Corinne, avocate à Guéret : « Réforme de la justice, maintenant réforme des retraites : trop, c’est trop »Corinne Jouhanneau achève sa sixième année de bâtonnat. Elle intègre le barreau de Guéret en 94, après avoir prêté serment. Un serment qu’elle dédie alors à une carrière bien éloignée des stéréotypes parisiens de l’avocat d’affaire à cheval entre barreaux de New York et Tokyo.
« En Creuse, on est dans le concret », assène-t-elle. Comme la plupart de ses confrères guérétois, elle est généraliste, avec une préférence pour le droit de la famille. Un peu psychologue, voire assistante sociale parfois, elle a le sentiment d’aider les gens. C’est comme ça qu’elle donne sens à son métier.
Maître Corinne Jouhanneau, avocate à Guéret.
Il y a eu la réforme de la justice d’abord. Un combat dont la première manche a laissé des blessures à vif dans la profession. « On a appris le code de procédure civile pendant 5 ans, aujourd’hui on va devoir tout remettre en question en 15 jours ».
Elle dénonce le flou qui entoure cette première réforme. Auquel vient s’ajouter l’incertitude personnelle liée à la réforme des retraites. Une nouvelle goutte dans un vase qui déborde déjà.
« Niveler par le haut le système des retraites et que tout le monde ait la même chose, je suis d’accord, affirme maître Jouhanneau. Mais précariser encore plus de jeunes avocats, qui vont avoir de plus en plus de mal à survivre avec l’augmentation des cotisations… Quand on voit tous les cabinets qui ferment déjà ! » Elle sera ce matin, avec tout le barreau de Guéret, devant le Tribunal de grande instance.
Cédric, ouvrier chez Sauthon : « L’important c’est d’essayer. Je sais qu’on arrivera à faire changer ce système ».Cédric Daudet est un incorrigible optimiste, doublé d’une envie de se battre pour, et avec les autres.
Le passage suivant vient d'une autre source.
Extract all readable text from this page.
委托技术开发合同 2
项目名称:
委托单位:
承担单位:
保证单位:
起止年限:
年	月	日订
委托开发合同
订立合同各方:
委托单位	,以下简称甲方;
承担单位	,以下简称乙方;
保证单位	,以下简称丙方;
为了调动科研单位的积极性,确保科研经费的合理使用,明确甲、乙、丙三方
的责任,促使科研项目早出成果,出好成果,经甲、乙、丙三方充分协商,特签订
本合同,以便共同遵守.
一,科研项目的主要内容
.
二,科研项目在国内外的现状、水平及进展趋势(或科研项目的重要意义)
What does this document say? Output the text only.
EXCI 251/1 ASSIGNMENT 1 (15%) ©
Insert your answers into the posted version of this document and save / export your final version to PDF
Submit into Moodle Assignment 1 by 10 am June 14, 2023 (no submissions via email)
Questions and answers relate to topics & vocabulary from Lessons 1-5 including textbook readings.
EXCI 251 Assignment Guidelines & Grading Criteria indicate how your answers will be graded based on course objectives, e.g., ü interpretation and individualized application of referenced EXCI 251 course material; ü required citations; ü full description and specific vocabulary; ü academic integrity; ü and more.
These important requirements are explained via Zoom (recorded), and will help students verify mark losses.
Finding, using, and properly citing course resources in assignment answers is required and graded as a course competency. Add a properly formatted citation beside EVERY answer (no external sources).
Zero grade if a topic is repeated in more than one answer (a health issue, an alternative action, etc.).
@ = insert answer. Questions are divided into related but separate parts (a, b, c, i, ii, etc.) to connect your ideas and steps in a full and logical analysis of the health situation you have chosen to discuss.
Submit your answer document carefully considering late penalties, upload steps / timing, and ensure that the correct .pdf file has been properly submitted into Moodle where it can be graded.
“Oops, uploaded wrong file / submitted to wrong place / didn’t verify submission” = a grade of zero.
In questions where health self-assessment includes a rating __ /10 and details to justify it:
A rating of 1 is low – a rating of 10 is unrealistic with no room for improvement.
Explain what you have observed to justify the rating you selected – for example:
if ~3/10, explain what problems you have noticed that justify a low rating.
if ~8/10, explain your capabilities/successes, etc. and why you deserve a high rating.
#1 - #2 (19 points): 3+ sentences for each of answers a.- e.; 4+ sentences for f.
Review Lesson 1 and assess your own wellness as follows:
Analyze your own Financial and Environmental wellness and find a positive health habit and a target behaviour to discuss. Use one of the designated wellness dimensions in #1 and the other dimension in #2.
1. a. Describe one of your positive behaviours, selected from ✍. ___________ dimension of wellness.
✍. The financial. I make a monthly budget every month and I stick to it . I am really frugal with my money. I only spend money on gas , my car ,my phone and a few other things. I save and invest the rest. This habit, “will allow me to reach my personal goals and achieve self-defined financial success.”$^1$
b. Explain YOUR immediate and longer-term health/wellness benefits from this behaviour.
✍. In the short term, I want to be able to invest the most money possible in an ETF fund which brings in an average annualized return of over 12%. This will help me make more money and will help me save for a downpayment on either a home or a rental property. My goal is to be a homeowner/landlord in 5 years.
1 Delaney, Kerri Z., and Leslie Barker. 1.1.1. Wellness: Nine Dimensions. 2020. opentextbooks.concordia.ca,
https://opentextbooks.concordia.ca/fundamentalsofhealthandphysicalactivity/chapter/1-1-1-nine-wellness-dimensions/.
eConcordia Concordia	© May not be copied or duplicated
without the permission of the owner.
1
Membre actif d’un collectif de Gilets jaunes creusois en début d’année, il a dépensé sans compter, en jours de congé et de grève.
« Si on ne bouge pas, il n’y aura jamais rien de fait », explique simplement celui qui pense au futur de ses deux jeunes enfants quand il descend dans la rue. Dans l’idéal, il souhaiterait que tous les citoyens s’unissent pour construire un avenir meilleur.
Cédric Daudet, ouvrier chez sauthon
Chez Sauthon depuis 2009, Cédric est en CDI depuis six ans. « Le coût de la vie augmente, mais les salaires ne suivent pas. Ce n’est pas ce que je veux pour mes enfants. On vit à la limite financièrement, et quand une facture inattendue se pointe, c’est la zone rouge ».
À cause de son engagement du début d’année, il n’a pas pu se joindre aux manifestations. « Ca commence à faire beaucoup de grève », glisse-t-il. Malgré tout, il soutient le mouvement, « même si ce n’est pas pour moi. Car je crois qu’on arrivera à faire changer les choses. Il faut croire, et essayer, pour ne pas avoir de regrets ».